We stopped in Mogán, La Aldea de San Nicolas and Ayacata.
When we visited, there was also a drinks seller at the Mirador del Balcón, but he wasn’t doing a huge trade, so we’re not sure how regularly he’s there. Other than these, there really is very little in the way of water/food shops so pack accordingly.
We found a nice café to refuel at in San Nicolas. It’s a good idea to replenish your energy levels here and ensure you’ve got enough water and snacks with you for the journey; Valley of the Tears is very remote and you won’t find shops/restaurants to help you out if you bonk!
These are ones we noticed while riding – there may well be others! Add your favourites in the comments below.
Restaurante Las Canadas, Carretera GC 200, km 97, Veneguera
Bar Cafeteria Semidan, Calle Alfonso XIII, 6, La Aldea de San Nicolas
Chiringuito Veneguera Los Azulejos, Los Azulejos, Carretera San Nicolas
Fran’s Pizza House, Calle Algonso, 13, La Aldea de San Nicolas
Casa Melo, Ayacata, 37, San Bartolomé [There are a few cafés in this little row in Ayacata – it’s not obvious which is best!]
Mogán is the best base for this ride. It’s doable from Maspalomas, but you either need to be up for a very long day in the saddle or get a transfer to the start.
Don’t miss our tips for riding in Gran Canaria and loads of other information in our ultimate guide to Gran Canaria.
If you’re staying in Maspalomas rather than Puerto de Mogán, there are three options to do this loop – be aware they’ll all add extra distance and climbing to your route:
There’s a bit of scope to make this route easier by removing the out and back up to the Mirador del Balcón on the GC200, just before San Nicolas.
We found the road surfaces generally pretty good, with the notable exceptions of the GC210, the Valley of the Tears (GC606), and the first third of the descent from Ayacata on the GC505.
Also much of the road to Mirador del Balcón – the GC200 – is not in a great state, probably no surprise since the road has been closed after the Mirador since 2015 due to a landslide and doesn’t look likely to open any time soon.

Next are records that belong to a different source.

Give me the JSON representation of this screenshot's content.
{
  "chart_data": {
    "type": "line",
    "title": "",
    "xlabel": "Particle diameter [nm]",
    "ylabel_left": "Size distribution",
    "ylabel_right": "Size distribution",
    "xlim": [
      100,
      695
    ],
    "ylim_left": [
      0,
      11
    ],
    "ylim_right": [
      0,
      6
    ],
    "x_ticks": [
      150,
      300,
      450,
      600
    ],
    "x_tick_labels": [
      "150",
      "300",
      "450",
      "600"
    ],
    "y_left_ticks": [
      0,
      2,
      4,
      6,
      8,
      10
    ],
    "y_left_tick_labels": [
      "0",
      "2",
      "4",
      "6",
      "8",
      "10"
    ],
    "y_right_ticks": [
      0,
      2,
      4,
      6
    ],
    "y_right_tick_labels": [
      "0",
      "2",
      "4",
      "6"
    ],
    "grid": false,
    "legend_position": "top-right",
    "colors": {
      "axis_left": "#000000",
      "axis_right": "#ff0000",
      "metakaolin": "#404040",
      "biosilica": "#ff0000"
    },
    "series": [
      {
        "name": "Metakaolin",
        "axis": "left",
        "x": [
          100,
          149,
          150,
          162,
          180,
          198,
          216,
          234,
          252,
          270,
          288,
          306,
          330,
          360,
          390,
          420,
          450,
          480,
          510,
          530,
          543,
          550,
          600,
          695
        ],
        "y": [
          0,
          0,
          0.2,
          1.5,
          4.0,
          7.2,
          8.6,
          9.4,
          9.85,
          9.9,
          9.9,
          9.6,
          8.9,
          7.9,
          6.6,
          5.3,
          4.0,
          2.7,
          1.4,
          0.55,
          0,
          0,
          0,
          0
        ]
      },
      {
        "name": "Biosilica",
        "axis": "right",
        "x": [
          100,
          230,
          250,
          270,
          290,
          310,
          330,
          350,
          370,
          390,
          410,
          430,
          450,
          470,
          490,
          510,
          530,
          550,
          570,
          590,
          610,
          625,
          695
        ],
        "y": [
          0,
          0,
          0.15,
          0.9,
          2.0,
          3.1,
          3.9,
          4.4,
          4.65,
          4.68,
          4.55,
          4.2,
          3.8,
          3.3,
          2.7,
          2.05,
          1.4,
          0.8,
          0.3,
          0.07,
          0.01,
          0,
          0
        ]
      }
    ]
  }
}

Ride this route in the direction we’ve suggested. You really don’t want to be descending Valley of the Tears – we came across someone doing that and the screeching rim brakes didn’t sound much fun. The road surface would also make it a seriously uncomfortable ride.
General points of interest
The Azulejos de Veneguera have been classified of international importance for their interesting mineral deposits formed about 14 million years ago during volcanic eruptions at the edge of the volcanic crater Caldera of Tejede.
The GC210 runs along a canyon where the central drainage basin of the island opens up towards the valley of La Aldea and the sea. The three reservoirs you see are testament to how the waterway has been managed. La Presa de Caidero de la Niña reservoir has important historic value because it was the first time concrete was used in such constructions in the Canary Islands. It was finished in 1958.